Lack of Audience Limits 1950 NFL Title Game Historically
Following Cleveland’s win, a New York sports writer called the game "the most wide open, pass-filled and blood-tingling pro football championship in history." Brown declared there “probably never will be” a game like it.
In 1958, however, a nationally televised championship game between the New York Giants and Baltimore Colts was dubbed “The Greatest Game Ever Played.” Media in 2019 voted that game, won by the Colts with a dramatic final drive led by Johnny Unitas, as the NFL’s best ever.
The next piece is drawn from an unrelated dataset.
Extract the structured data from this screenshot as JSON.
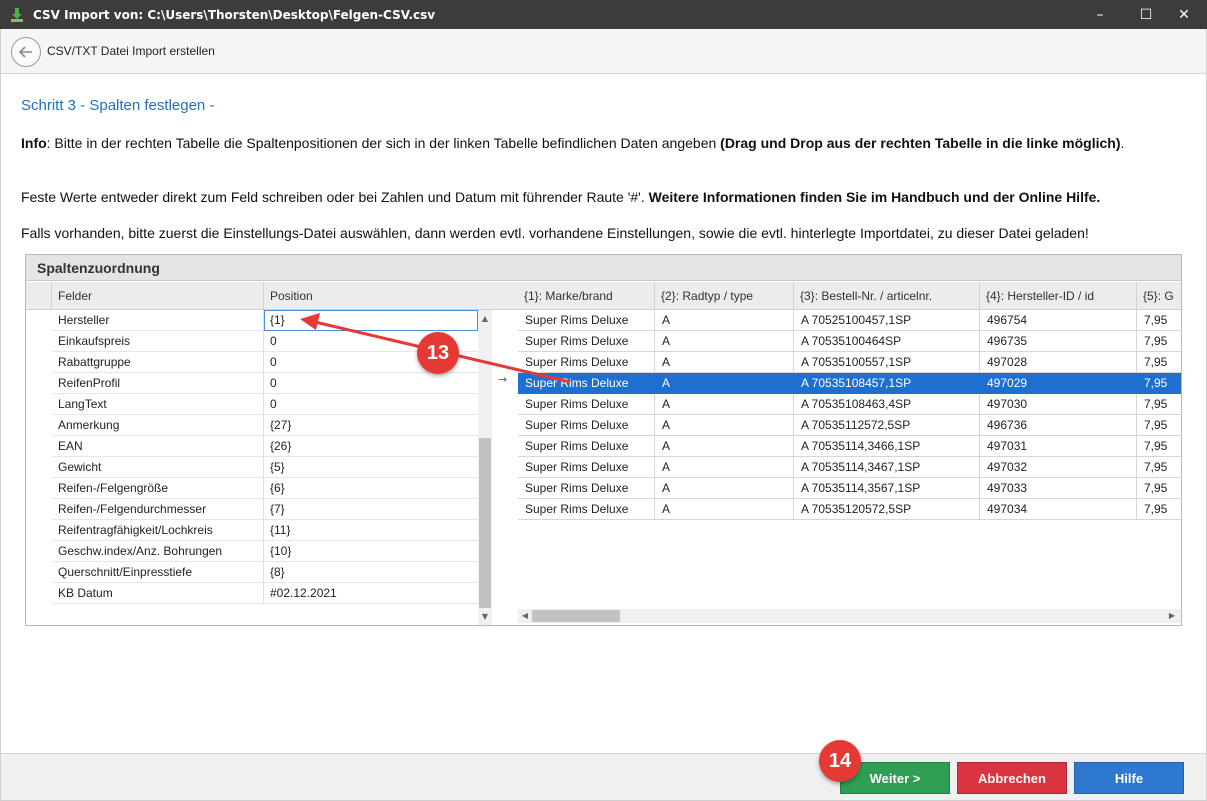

The Rams-Browns 1950 championship game was relegated to 32nd.
“I think the 1950 game, had that been on national television, they may have written the same things about this game,” Kendle says of a game that featured four touchdown passes of more than 25 yards. “Just because it was a similar type of exciting game and there were probably even more fireworks during this game than the 1958 championship game.”
The Rams and Browns met for the championship in 1951 and 1955, Los Angeles winning the rematch and Cleveland taking the third game–both in Los Angeles. But the 1950 game had a lasting impact with the participants.
In the Rams' locker room afterward, Waterfield stared into space while Fears, slumped on a bench, kicked at the floor. Meanwhile, the Browns said a pre-Christmas prayer and celebrated an epic win.
"Did you ever see one as rugged as that?" said Brown.